Can Devin Dodge Dendrite to Doxx and Damage Devin’s Cow?

by Paul Alan Levy

In pursuit of his frivolous libel suit against Devin Nunes’ Cow and other defendants in Henrico County, Virginia, Congressman Devin Nunes has served subpoenas on Twitter, on a local political consultant, and on a Richmond law firm, demanding information that would provide the identity of the owner of the Devin Nunes’ Cow account. Nunes is not, so far as we can tell, pursuing his subpoena to Twitter, because the Virginia Supreme Court held in the Hadeed case a few years ago that Virginia plaintiffs cannot assert subpoena jurisdiction over out of state companies to obtain identifying information; and the consultant, so far as we know, does not have any identifying information (although his motion to quash the subpoena is highly entertaining).  But the Richmond law firm may well have that information, so this morning Public Citizen, along with the ACLU and the ACLU of Virginia, is filing a brief as amicus curiae  in support of the law firm's own motion to quash, arguing that enforcement of the subpoena to identify Devin Nunes’ Cow would violate the First Amendment.

In that regard, we are taking up the unfinished business from Yelp, Inc. v. Hadeed Carpet Cleaning. Yelp had two arguments in the Virginia Supreme Court – lack of subpoena jurisdiction, and the First Amendment right to speak anonymously. In ruling for Yelp on the first question, the Virginia Supreme Court was able to postpone for another day the decision on the second question (the Virginia Court of Appeals had ruled against Yelp on the First Amendment issue; that ruling was vacated by the state supreme court).
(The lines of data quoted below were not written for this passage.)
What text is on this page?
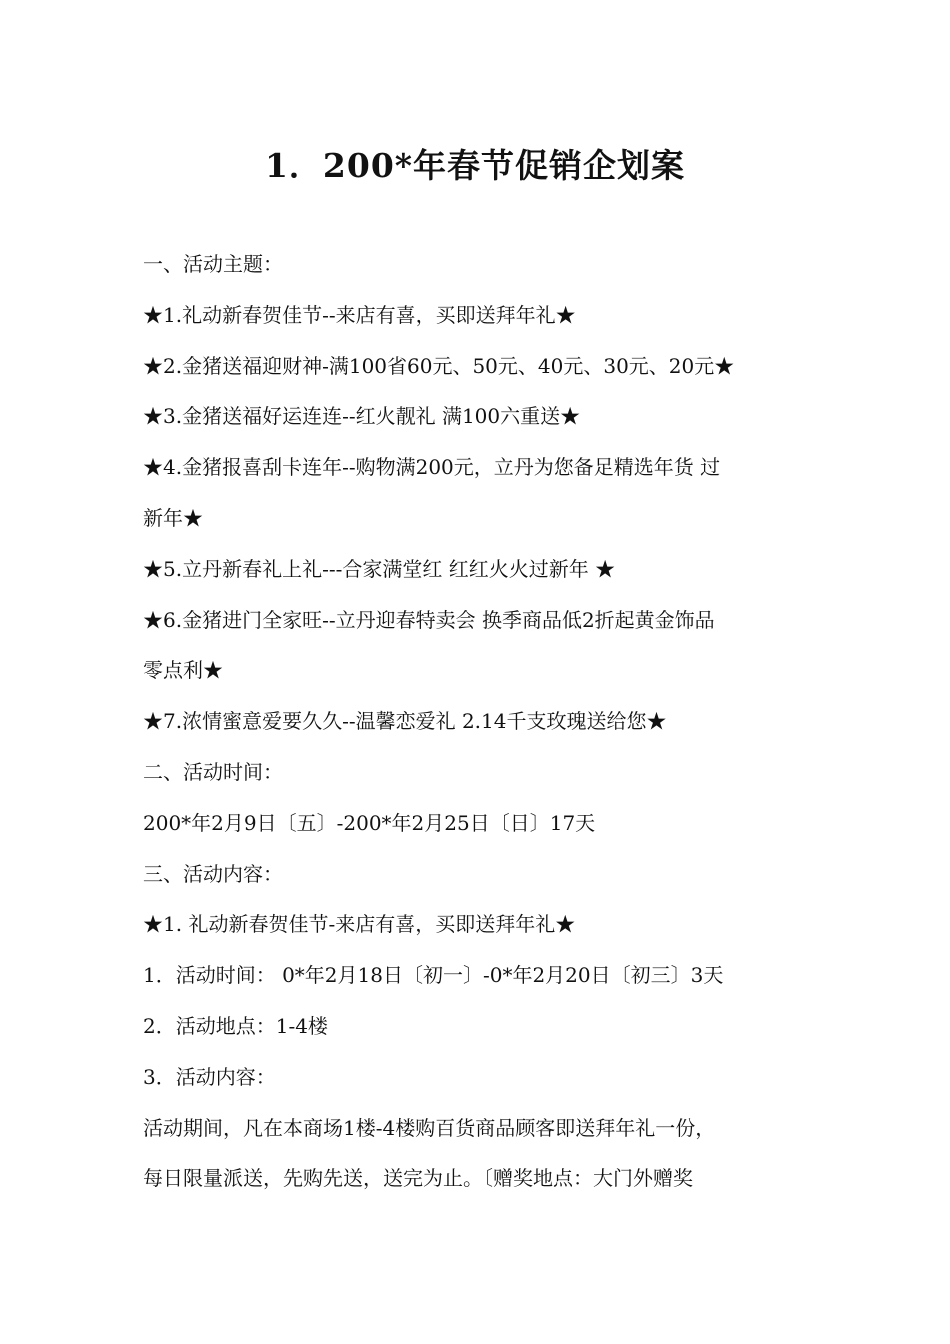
1．200*年春节促销企划案
一、活动主题：
★1.礼动新春贺佳节--来店有喜，买即送拜年礼★
★2.金猪送福迎财神-满100省60元、50元、40元、30元、20元★
★3.金猪送福好运连连--红火靓礼 满100六重送★
★4.金猪报喜刮卡连年--购物满200元，立丹为您备足精选年货 过
新年★
★5.立丹新春礼上礼---合家满堂红 红红火火过新年 ★
★6.金猪进门全家旺--立丹迎春特卖会 换季商品低2折起黄金饰品
零点利★
★7.浓情蜜意爱要久久--温馨恋爱礼 2.14千支玫瑰送给您★
二、活动时间：
200*年2月9日〔五〕-200*年2月25日〔日〕17天
三、活动内容：
★1. 礼动新春贺佳节-来店有喜，买即送拜年礼★
1．活动时间： 0*年2月18日〔初一〕-0*年2月20日〔初三〕3天
2．活动地点：1-4楼
3．活动内容：
活动期间，凡在本商场1楼-4楼购百货商品顾客即送拜年礼一份，
每日限量派送，先购先送，送完为止。〔赠奖地点：大门外赠奖
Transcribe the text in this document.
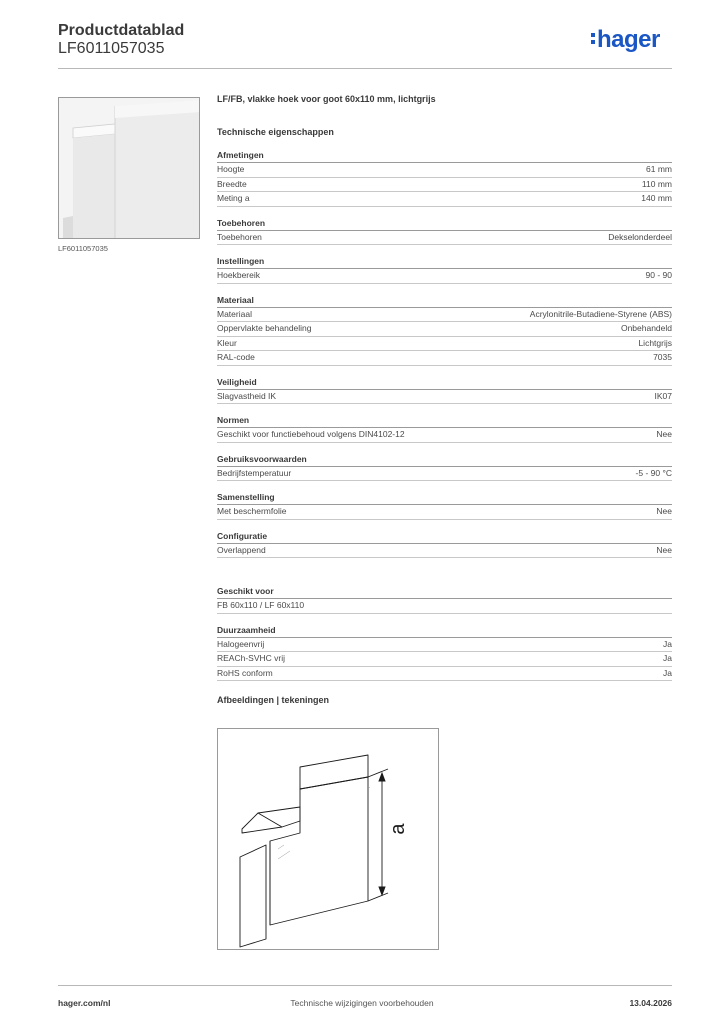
Productdatablad
LF6011057035	hager
LF6011057035
LF/FB, vlakke hoek voor goot 60x110 mm, lichtgrijs
Technische eigenschappen
Afmetingen
Hoogte	61 mm
Breedte	110 mm
Meting a	140 mm
Toebehoren
Toebehoren	Dekselonderdeel
Instellingen
Hoekbereik	90 - 90
Materiaal
Materiaal	Acrylonitrile-Butadiene-Styrene (ABS)
Oppervlakte behandeling	Onbehandeld
Kleur	Lichtgrijs
RAL-code	7035
Veiligheid
Slagvastheid IK	IK07
Normen
Geschikt voor functiebehoud volgens DIN4102-12	Nee
Gebruiksvoorwaarden
Bedrijfstemperatuur	-5 - 90 °C
Samenstelling
Met beschermfolie	Nee
Configuratie
Overlappend	Nee
Geschikt voor
FB 60x110 / LF 60x110
Duurzaamheid
Halogeenvrij	Ja
REACh-SVHC vrij	Ja
RoHS conform	Ja
Afbeeldingen | tekeningen
a
hager.com/nl	Technische wijzigingen voorbehouden	13.04.2026
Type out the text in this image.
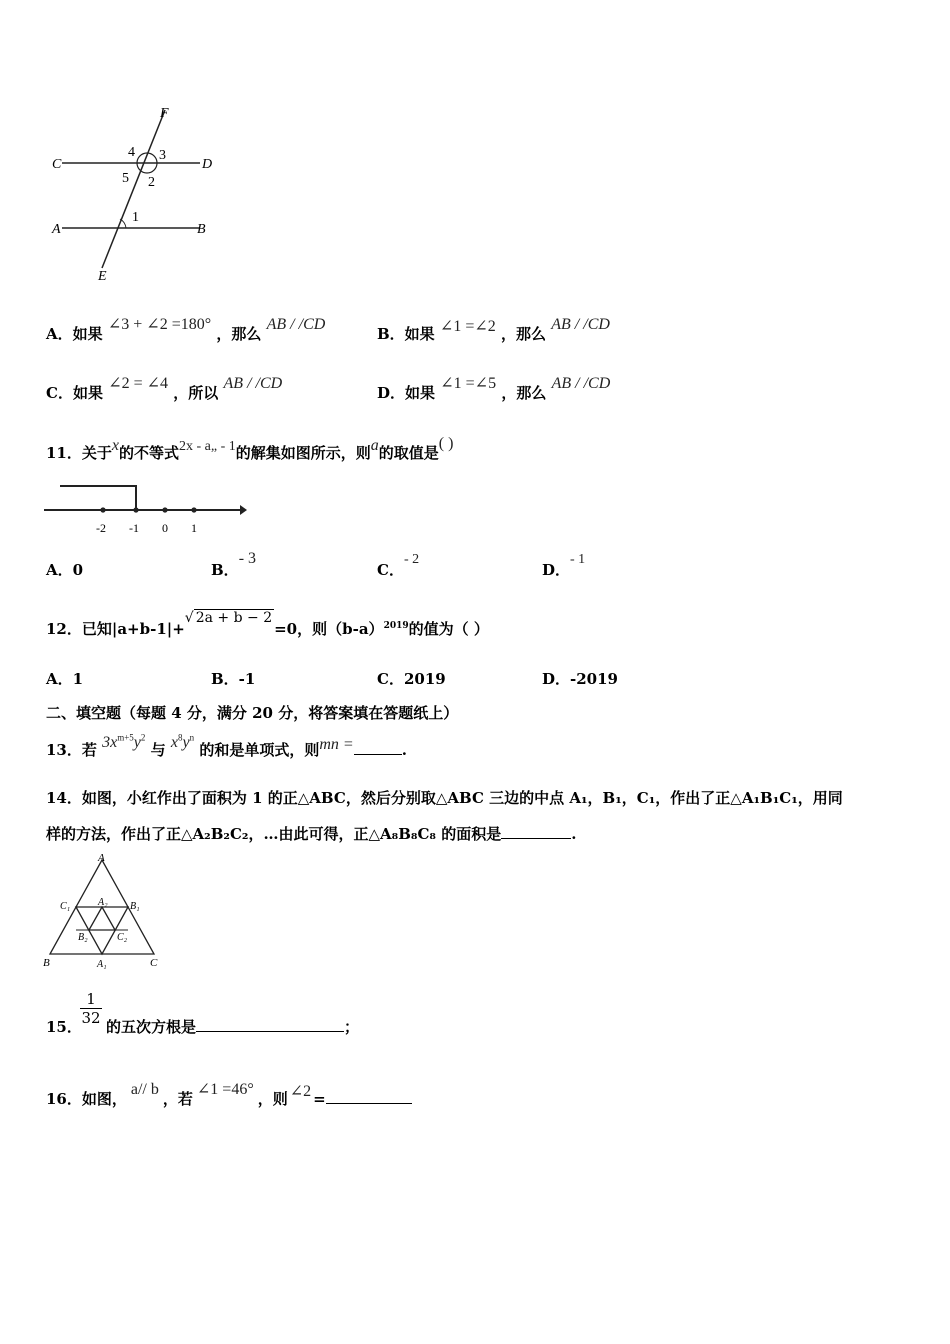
F
C	D
A	B
E
4 3
5 2
1
A．如果 ∠3 + ∠2 =180° ，那么 AB / /CD
B．如果 ∠1 =∠2 ，那么 AB / /CD
C．如果 ∠2 = ∠4 ，所以 AB / /CD
D．如果 ∠1 =∠5 ，那么 AB / /CD
11．关于x的不等式2x - a„ - 1的解集如图所示，则a的取值是( )
-2 -1 0 1
A．0	B．- 3
C．- 2
D．- 1
12．已知|a+b-1|+√ 2a + b − 2=0，则$(b-a)^{2019}$的值为（ ）
A．1	B．-1	C．2019	D．-2019
二、填空题（每题 4 分，满分 20 分，将答案填在答题纸上）
13．若 $3x^{m+5}y^2$ 与 $x^8y^n$ 的和是单项式，则mn =	.
14．如图，小红作出了面积为 1 的正△ABC，然后分别取△ABC 三边的中点 A₁，B₁，C₁，作出了正△A₁B₁C₁，用同
样的方法，作出了正△A₂B₂C₂，…由此可得，正△A₈B₈C₈ 的面积是	.
A
B	C
A₁
B₁
C₁	A₂
B₂	C₂
15．
1
32 的五次方根是	；
16．如图，a// b，若∠1 =46°，则 ∠2 =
Our amicus brief argues that because Nunes has sued over rhetorical hyperbole and because he has presented no evidence that any factual statements his Twitter detractors may have made against him are false, his effort to use judicial power to compel the disclosure of Devin Cow’s real name runs headlong into the First Amendment.  It was a Public Citizen amicus brief, joined by the ACLU that first proposed the Dendrite standards in Dendrite International v. Doe.  We have been pursuing that issue from state to state ever since.

Virginia has never decided whether it will follow the roughly dozen states whose courts demand valid legal claims and evidence of wrongdoing before they will compel identification of anonymous critics, but our brief also addresses this anomaly: California, where Nunes lives, follows the Dendrite standard (or, more precisely, the Doe v. Cahill variation on Dendrite, adopted in another case where we had teamed up with the ACLU to file an amicus brief on this issue). Why should Nunes be allowed to take his libel claims to Virginia, to pursue an anonymous critic who may well herself be in California (her parody name has her living on the Nunes family farm), and yet fail to follow California law?

This aspect of our brief points to the disturbing pattern of libel tourism by Nunes, who has plainly decided that Virginia provides a more hospitable forum in which he can harass his critics through frivolous libel litigation. Another major difference between the two states is that California has a vigorous anti-SLAPP law, while Virginia’s is very weak. It is my view that the California SLAPP law should follow Nunes to Virginia under proper choice of law principles, but that problem may well be alleviated in the Virginia legislature this coming year – a new, strong anti-SLAPP bill is being offered,  and we can hope that Virginia’s elected officials will save the Commonwealth from having its reputation sullied as the preferred venue for libel tourism, a status that London had suffered until recent changes in the law there.